Does it have the Power?
It’s a decent enough introduction to Spinnerella and Netossa, though the emphasis is very much on the former; we learn that she’s capable of generating a whirlwind and is incredibly gullible. I’m not really sure how much use Spinnerella will be: I’m pretty sure that She-Ra is more than capable of spinning and generating a whirlwind by herself. I can’t think of a specific episode to prove it, but She-Ra can do everything else, so the whirlwind trick seems likely.
Anyway, all we learn about Netossa is that she’s got a net (hence her name, presumably) and she’s good at getting captured. Admittedly, that’s pretty much all she needs to be one of She-Ra’s sidekicks, but since there’s plenty of other clowns who fulfil this role, I don’t expect we’ll be seeing Netossa again. I’m going to be honest here: I don’t actually care if we see Netossa or Spinnerella again or not, so either way is a win for me.
The story is not very exciting, really.
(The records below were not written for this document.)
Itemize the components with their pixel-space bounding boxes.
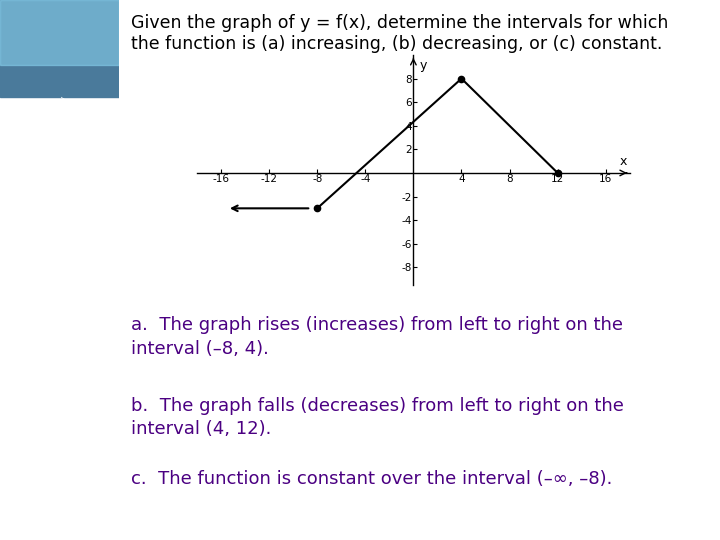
Bar: [0, 0, 119, 65]
Text: $P(t) = P_0 e^{kt}$: $P(t) = P_0 e^{kt}$: [27, 212, 45, 274]
Text: a.  The graph rises (increases) from left to right on the
interval (–8, 4).: a. The graph rises (increases) from left…: [131, 316, 623, 357]
Text: Given the graph of y = f(x), determine the intervals for which: Given the graph of y = f(x), determine t…: [131, 14, 668, 31]
Text: $y = mx + b$: $y = mx + b$: [57, 357, 74, 421]
Bar: [0, 0, 119, 97]
Text: b.  The graph falls (decreases) from left to right on the
interval (4, 12).: b. The graph falls (decreases) from left…: [131, 397, 624, 438]
Text: $\ln(xy) = \ln x + \ln y$: $\ln(xy) = \ln x + \ln y$: [58, 94, 72, 186]
Text: the function is (a) increasing, (b) decreasing, or (c) constant.: the function is (a) increasing, (b) decr…: [131, 35, 662, 53]
Text: y: y: [419, 58, 427, 71]
Text: x: x: [620, 155, 628, 168]
Text: c.  The function is constant over the interval (–∞, –8).: c. The function is constant over the int…: [131, 470, 612, 488]
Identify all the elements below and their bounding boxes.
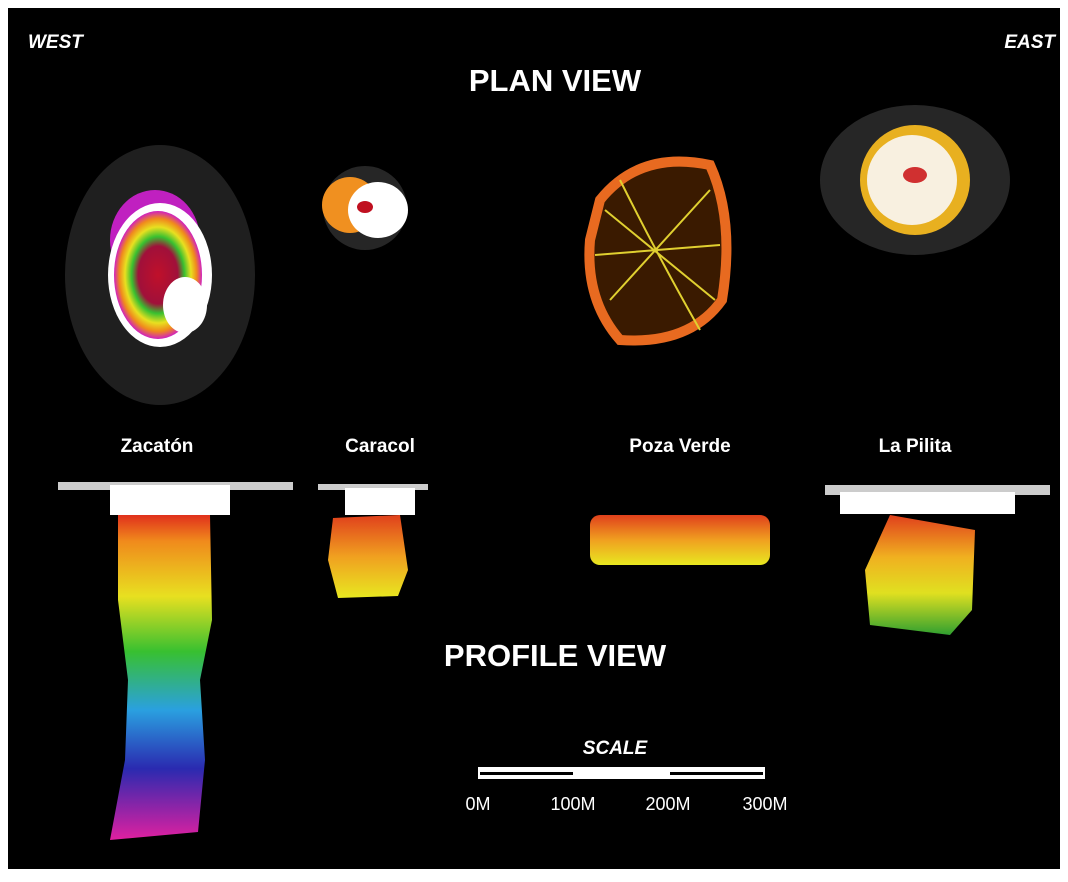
profile-shapes xyxy=(58,482,1050,840)
scale-bar xyxy=(478,767,765,779)
cenote-name: La Pilita xyxy=(879,436,952,457)
scale-title: SCALE xyxy=(583,738,649,759)
cenote-name: Poza Verde xyxy=(629,436,730,457)
cenote-name: Zacatón xyxy=(121,436,194,457)
scale-label: 0M xyxy=(465,794,490,814)
scale-label: 300M xyxy=(742,794,787,814)
west-label: WEST xyxy=(28,32,84,53)
east-label: EAST xyxy=(1004,32,1056,53)
scale-label: 200M xyxy=(645,794,690,814)
cenote-name: Caracol xyxy=(345,436,415,457)
plan-shapes xyxy=(65,105,1010,405)
profile-title: PROFILE VIEW xyxy=(444,638,667,673)
plan-title: PLAN VIEW xyxy=(469,63,642,98)
scale-label: 100M xyxy=(550,794,595,814)
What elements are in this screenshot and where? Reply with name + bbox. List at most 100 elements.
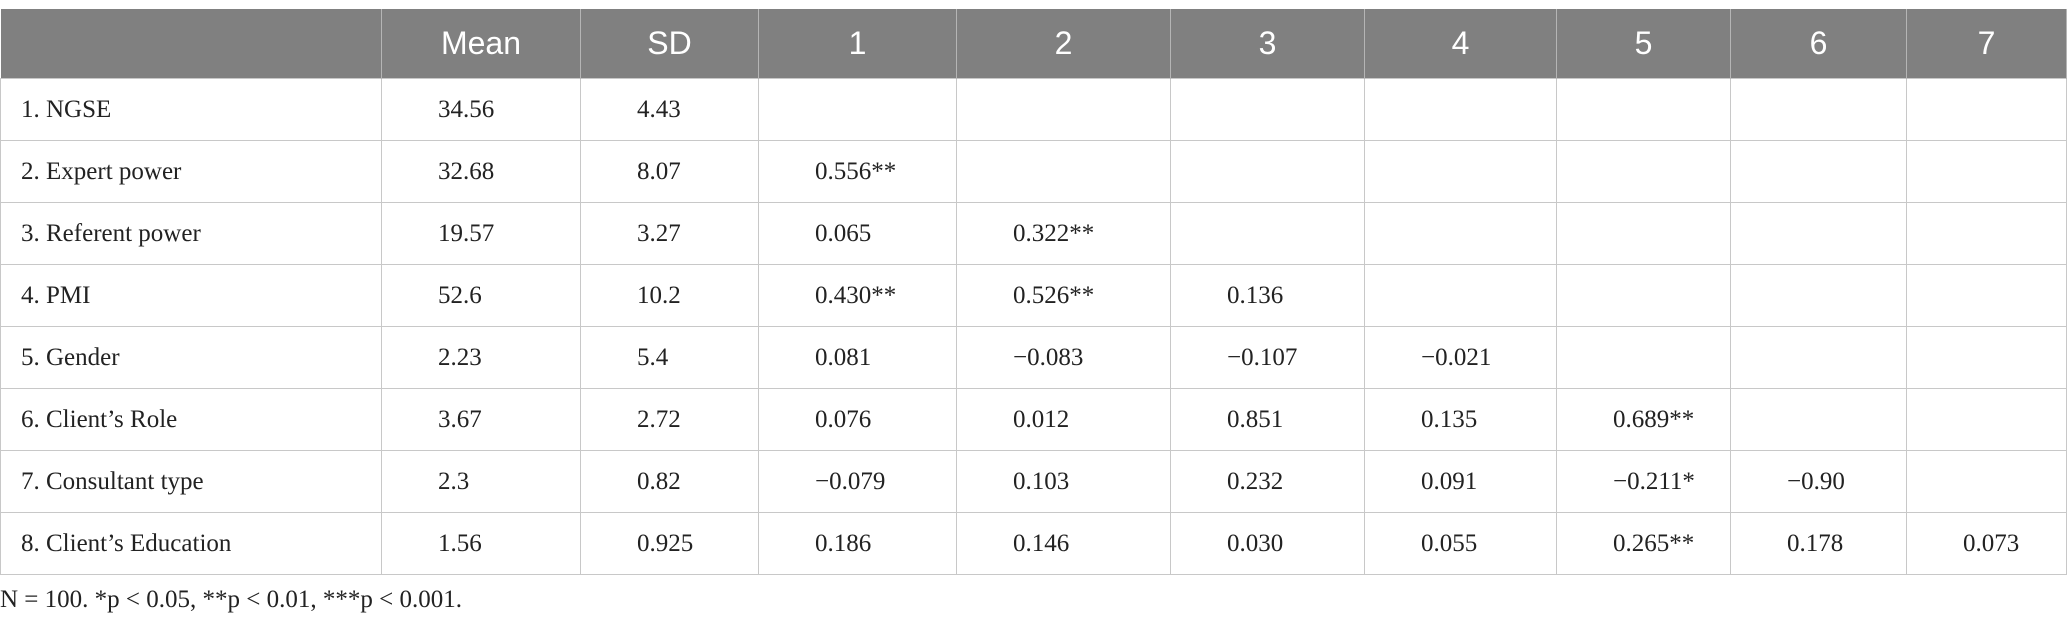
table-cell	[1364, 264, 1557, 327]
row-label: 1. NGSE	[0, 78, 382, 141]
header-cell	[0, 9, 382, 79]
table-cell	[1364, 78, 1557, 141]
header-cell: 3	[1170, 9, 1365, 79]
table-cell: 0.076	[758, 388, 957, 451]
table-cell	[1170, 78, 1365, 141]
table-cell	[1364, 140, 1557, 203]
row-label: 2. Expert power	[0, 140, 382, 203]
row-label: 7. Consultant type	[0, 450, 382, 513]
table-cell: 0.065	[758, 202, 957, 265]
table-cell: 0.265**	[1556, 512, 1731, 575]
table-cell: 0.82	[580, 450, 759, 513]
table-cell	[1906, 388, 2067, 451]
table-cell: 0.030	[1170, 512, 1365, 575]
table-cell: 2.23	[381, 326, 581, 389]
row-label: 8. Client’s Education	[0, 512, 382, 575]
table-cell	[1556, 140, 1731, 203]
table-cell: 5.4	[580, 326, 759, 389]
table-cell: 0.556**	[758, 140, 957, 203]
table-cell: 0.851	[1170, 388, 1365, 451]
table-cell: 0.322**	[956, 202, 1171, 265]
table-cell	[1556, 326, 1731, 389]
table-cell	[1730, 326, 1907, 389]
table-cell: 0.186	[758, 512, 957, 575]
table-cell	[1730, 202, 1907, 265]
table-cell: 0.430**	[758, 264, 957, 327]
table-cell: 0.689**	[1556, 388, 1731, 451]
header-cell: 5	[1556, 9, 1731, 79]
header-row: Mean SD 1 2 3 4 5 6 7	[0, 9, 2067, 79]
table-cell: 52.6	[381, 264, 581, 327]
footnote: N = 100. *p < 0.05, **p < 0.01, ***p < 0…	[0, 586, 462, 613]
row-label: 6. Client’s Role	[0, 388, 382, 451]
table-cell: 0.178	[1730, 512, 1907, 575]
table-cell: 8.07	[580, 140, 759, 203]
table-cell: 2.72	[580, 388, 759, 451]
table-row: 5. Gender 2.23 5.4 0.081 −0.083 −0.107 −0.021	[0, 326, 2067, 389]
correlation-table: Mean SD 1 2 3 4 5 6 7 1. NGSE 34.56 4.43 2. Expert …	[0, 9, 2067, 575]
table-cell: 0.526**	[956, 264, 1171, 327]
table-cell: 1.56	[381, 512, 581, 575]
header-cell: SD	[580, 9, 759, 79]
table-row: 8. Client’s Education 1.56 0.925 0.186 0.146…	[0, 512, 2067, 575]
table-cell	[1906, 326, 2067, 389]
table-cell: 0.146	[956, 512, 1171, 575]
row-label: 5. Gender	[0, 326, 382, 389]
table-cell: 0.103	[956, 450, 1171, 513]
table-cell: 0.925	[580, 512, 759, 575]
table-cell: 0.232	[1170, 450, 1365, 513]
header-cell: Mean	[381, 9, 581, 79]
table-cell	[1364, 202, 1557, 265]
table-cell	[1730, 140, 1907, 203]
table-cell	[1556, 78, 1731, 141]
table-cell	[956, 140, 1171, 203]
header-cell: 6	[1730, 9, 1907, 79]
table-row: 4. PMI 52.6 10.2 0.430** 0.526** 0.136	[0, 264, 2067, 327]
table-cell: 3.27	[580, 202, 759, 265]
table-cell: −0.079	[758, 450, 957, 513]
table-cell: 0.091	[1364, 450, 1557, 513]
header-cell: 2	[956, 9, 1171, 79]
table-cell: 0.136	[1170, 264, 1365, 327]
table-cell	[956, 78, 1171, 141]
table-cell	[1730, 78, 1907, 141]
table-cell: −0.083	[956, 326, 1171, 389]
table-cell: 2.3	[381, 450, 581, 513]
table-cell: 19.57	[381, 202, 581, 265]
table-cell: −0.107	[1170, 326, 1365, 389]
table-cell: 3.67	[381, 388, 581, 451]
table-cell: 10.2	[580, 264, 759, 327]
table-row: 1. NGSE 34.56 4.43	[0, 78, 2067, 141]
table-cell: 0.055	[1364, 512, 1557, 575]
table-cell	[1906, 202, 2067, 265]
table-cell: −0.90	[1730, 450, 1907, 513]
table-cell	[1906, 140, 2067, 203]
table-cell: 0.135	[1364, 388, 1557, 451]
table-cell	[1730, 264, 1907, 327]
table-row: 3. Referent power 19.57 3.27 0.065 0.322**	[0, 202, 2067, 265]
table-cell: 34.56	[381, 78, 581, 141]
table-cell: −0.211*	[1556, 450, 1731, 513]
header-cell: 4	[1364, 9, 1557, 79]
table-cell	[1556, 202, 1731, 265]
row-label: 3. Referent power	[0, 202, 382, 265]
header-cell: 7	[1906, 9, 2067, 79]
table-row: 7. Consultant type 2.3 0.82 −0.079 0.103 0.23…	[0, 450, 2067, 513]
table-cell	[1170, 202, 1365, 265]
row-label: 4. PMI	[0, 264, 382, 327]
table-cell: 0.081	[758, 326, 957, 389]
table-cell	[1906, 78, 2067, 141]
table-cell: 32.68	[381, 140, 581, 203]
table-cell: 0.012	[956, 388, 1171, 451]
table-cell	[1906, 450, 2067, 513]
table-cell: −0.021	[1364, 326, 1557, 389]
table-cell	[1906, 264, 2067, 327]
table-cell	[1170, 140, 1365, 203]
table-cell	[1556, 264, 1731, 327]
table-row: 2. Expert power 32.68 8.07 0.556**	[0, 140, 2067, 203]
header-cell: 1	[758, 9, 957, 79]
table-cell: 0.073	[1906, 512, 2067, 575]
table-row: 6. Client’s Role 3.67 2.72 0.076 0.012 0.851 0…	[0, 388, 2067, 451]
table-cell	[1730, 388, 1907, 451]
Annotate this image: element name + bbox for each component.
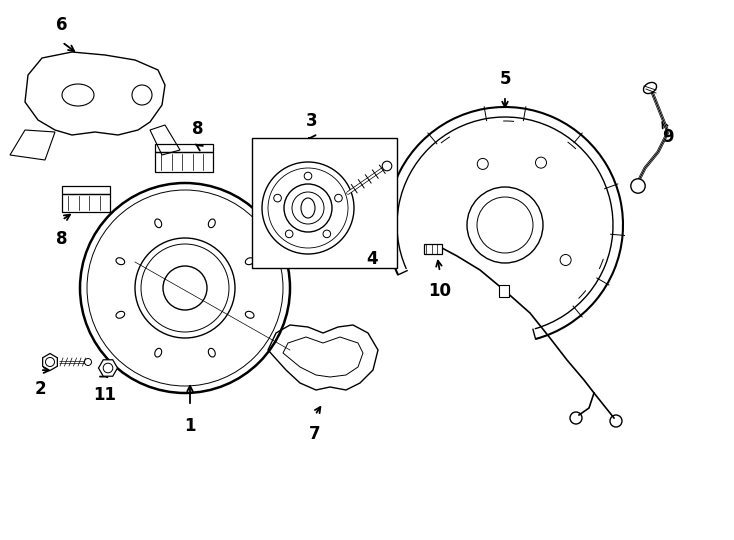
Text: 6: 6 bbox=[57, 16, 68, 34]
Bar bbox=[499, 285, 509, 297]
Polygon shape bbox=[98, 360, 117, 376]
Text: 8: 8 bbox=[57, 230, 68, 248]
Bar bbox=[424, 244, 442, 254]
Bar bbox=[252, 138, 397, 268]
Text: 4: 4 bbox=[366, 250, 378, 268]
Text: 9: 9 bbox=[662, 128, 674, 146]
Polygon shape bbox=[43, 354, 57, 370]
Text: 5: 5 bbox=[499, 70, 511, 88]
Bar bbox=[62, 194, 110, 212]
Circle shape bbox=[84, 359, 92, 366]
Text: 10: 10 bbox=[429, 282, 451, 300]
Text: 1: 1 bbox=[184, 417, 196, 435]
Ellipse shape bbox=[644, 83, 656, 93]
Text: 11: 11 bbox=[93, 386, 117, 404]
Text: 7: 7 bbox=[309, 425, 321, 443]
Circle shape bbox=[382, 161, 392, 171]
Text: 2: 2 bbox=[34, 380, 46, 398]
Text: 3: 3 bbox=[306, 112, 318, 130]
Text: 8: 8 bbox=[192, 120, 204, 138]
Bar bbox=[155, 152, 213, 172]
Circle shape bbox=[631, 179, 645, 193]
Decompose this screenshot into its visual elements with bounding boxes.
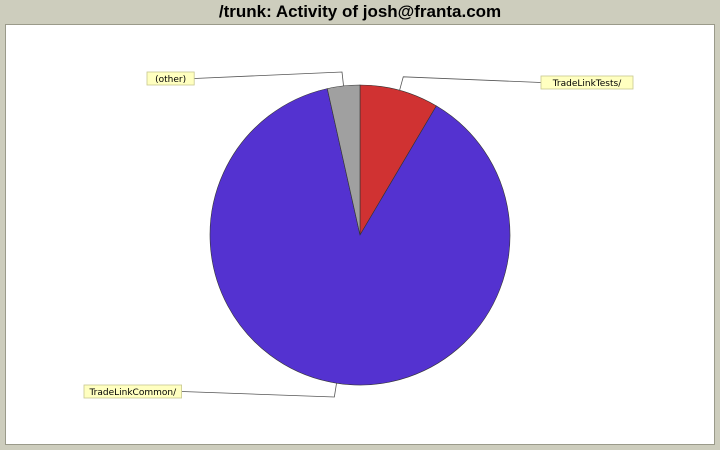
slice-label-box-0 (540, 75, 634, 90)
label-leader-2 (194, 71, 344, 86)
slice-label-0: TradeLinkTests/ (552, 79, 622, 89)
pie-slice-2 (326, 84, 361, 236)
slice-label-2: (other) (155, 75, 186, 85)
chart-title: /trunk: Activity of josh@franta.com (218, 2, 502, 21)
slice-label-box-2 (146, 71, 195, 86)
slice-label-box-1 (83, 384, 182, 399)
label-leader-1 (181, 383, 337, 398)
label-leader-0 (399, 76, 542, 91)
slice-label-1: TradeLinkCommon/ (88, 388, 177, 398)
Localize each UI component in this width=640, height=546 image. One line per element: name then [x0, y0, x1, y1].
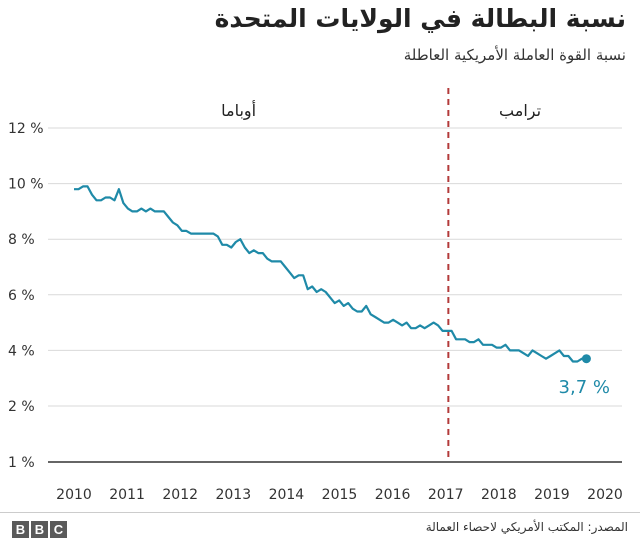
x-tick-label: 2012	[162, 487, 198, 503]
footer-divider	[0, 512, 640, 513]
x-tick-label: 2016	[375, 487, 411, 503]
x-tick-label: 2011	[109, 487, 145, 503]
bbc-logo-letter: B	[12, 521, 29, 538]
y-tick-label: 1 %	[8, 455, 35, 471]
x-tick-label: 2020	[587, 487, 623, 503]
x-tick-label: 2018	[481, 487, 517, 503]
chart-title: نسبة البطالة في الولايات المتحدة	[214, 4, 626, 33]
y-tick-label: 2 %	[8, 399, 35, 415]
source-note: المصدر: المكتب الأمريكي لاحصاء العمالة	[425, 520, 628, 534]
bbc-logo-letter: B	[31, 521, 48, 538]
x-tick-label: 2010	[56, 487, 92, 503]
chart-subtitle: نسبة القوة العاملة الأمريكية العاطلة	[403, 46, 626, 64]
bbc-logo: B B C	[12, 521, 67, 538]
x-tick-label: 2013	[215, 487, 251, 503]
x-tick-label: 2017	[428, 487, 464, 503]
unemployment-rate-line	[74, 185, 587, 363]
bbc-logo-letter: C	[50, 521, 67, 538]
y-tick-label: 6 %	[8, 288, 35, 304]
period-label: ترامب	[499, 101, 541, 121]
y-tick-label: 10 %	[8, 177, 44, 193]
x-tick-label: 2015	[322, 487, 358, 503]
y-tick-label: 4 %	[8, 343, 35, 359]
period-label: أوباما	[221, 100, 256, 121]
latest-value-label: 3,7 %	[559, 377, 610, 398]
x-tick-label: 2019	[534, 487, 570, 503]
unemployment-chart: 1 % 2 % 4 % 6 % 8 % 10 % 12 % 2010 2011 2012 2013 2…	[8, 88, 623, 503]
x-tick-label: 2014	[269, 487, 305, 503]
y-tick-label: 12 %	[8, 121, 44, 137]
latest-value-point	[581, 354, 591, 364]
y-tick-label: 8 %	[8, 232, 35, 248]
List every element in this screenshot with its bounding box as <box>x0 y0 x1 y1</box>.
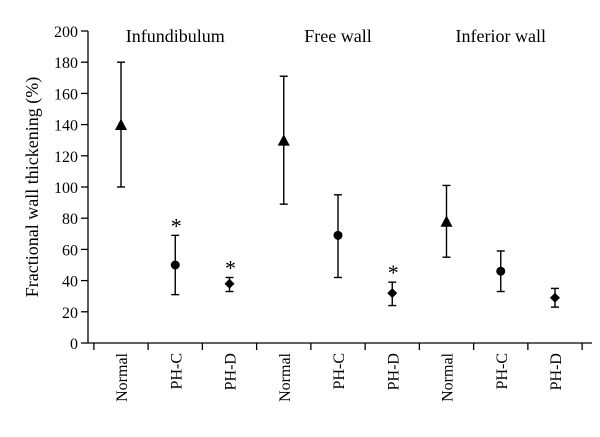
y-tick-label: 100 <box>54 180 78 197</box>
triangle-marker <box>277 134 290 146</box>
x-tick-label: PH-D <box>223 353 240 390</box>
diamond-marker <box>224 278 235 289</box>
group-label: Free wall <box>304 26 371 46</box>
diamond-marker <box>550 292 560 303</box>
y-axis-label: Fractional wall thickening (%) <box>22 77 43 297</box>
x-tick-label: Normal <box>114 352 131 401</box>
data-marks <box>115 61 560 308</box>
y-tick-label: 120 <box>54 149 78 166</box>
y-tick-label: 60 <box>62 242 78 259</box>
diamond-marker <box>387 288 398 299</box>
axes <box>81 30 592 350</box>
significance-star: * <box>225 255 236 280</box>
triangle-marker <box>440 215 453 227</box>
y-tick-label: 40 <box>62 274 78 291</box>
x-tick-label: PH-C <box>168 353 185 389</box>
circle-marker <box>333 230 343 240</box>
x-tick-label: Normal <box>277 352 294 401</box>
circle-marker <box>170 260 180 270</box>
y-tick-label: 140 <box>54 118 78 135</box>
group-label: Infundibulum <box>126 26 225 46</box>
significance-star: * <box>171 213 182 238</box>
y-tick-label: 0 <box>70 336 78 353</box>
x-tick-label: PH-C <box>331 353 348 389</box>
labels: 0 20 40 60 80 100 120 140 160 180 200 Normal PH-C PH-… <box>54 24 565 402</box>
x-tick-label: PH-C <box>494 353 511 389</box>
triangle-marker <box>115 118 127 130</box>
significance-star: * <box>388 260 399 285</box>
group-label: Inferior wall <box>456 26 546 46</box>
x-tick-label: PH-D <box>385 353 402 390</box>
x-tick-label: PH-D <box>548 353 565 390</box>
y-tick-label: 180 <box>54 55 78 72</box>
y-tick-label: 200 <box>54 24 78 41</box>
y-tick-label: 20 <box>62 305 78 322</box>
circle-marker <box>496 266 506 276</box>
y-tick-label: 160 <box>54 86 78 103</box>
x-tick-label: Normal <box>440 352 457 401</box>
y-tick-label: 80 <box>62 211 78 228</box>
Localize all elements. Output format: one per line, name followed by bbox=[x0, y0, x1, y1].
For one thing, Hordak tricking people into helping him is not a new idea, and for another, it’s not long since we had an episode about Shadow Weaver using the wind to defeat the rebels, and while this episode is much better than Above It All, it’s still not good by any objective standards. Unless you really want to know where Spinnerella and Netarsa came from, I’d conclude there’s no need to watch this episode.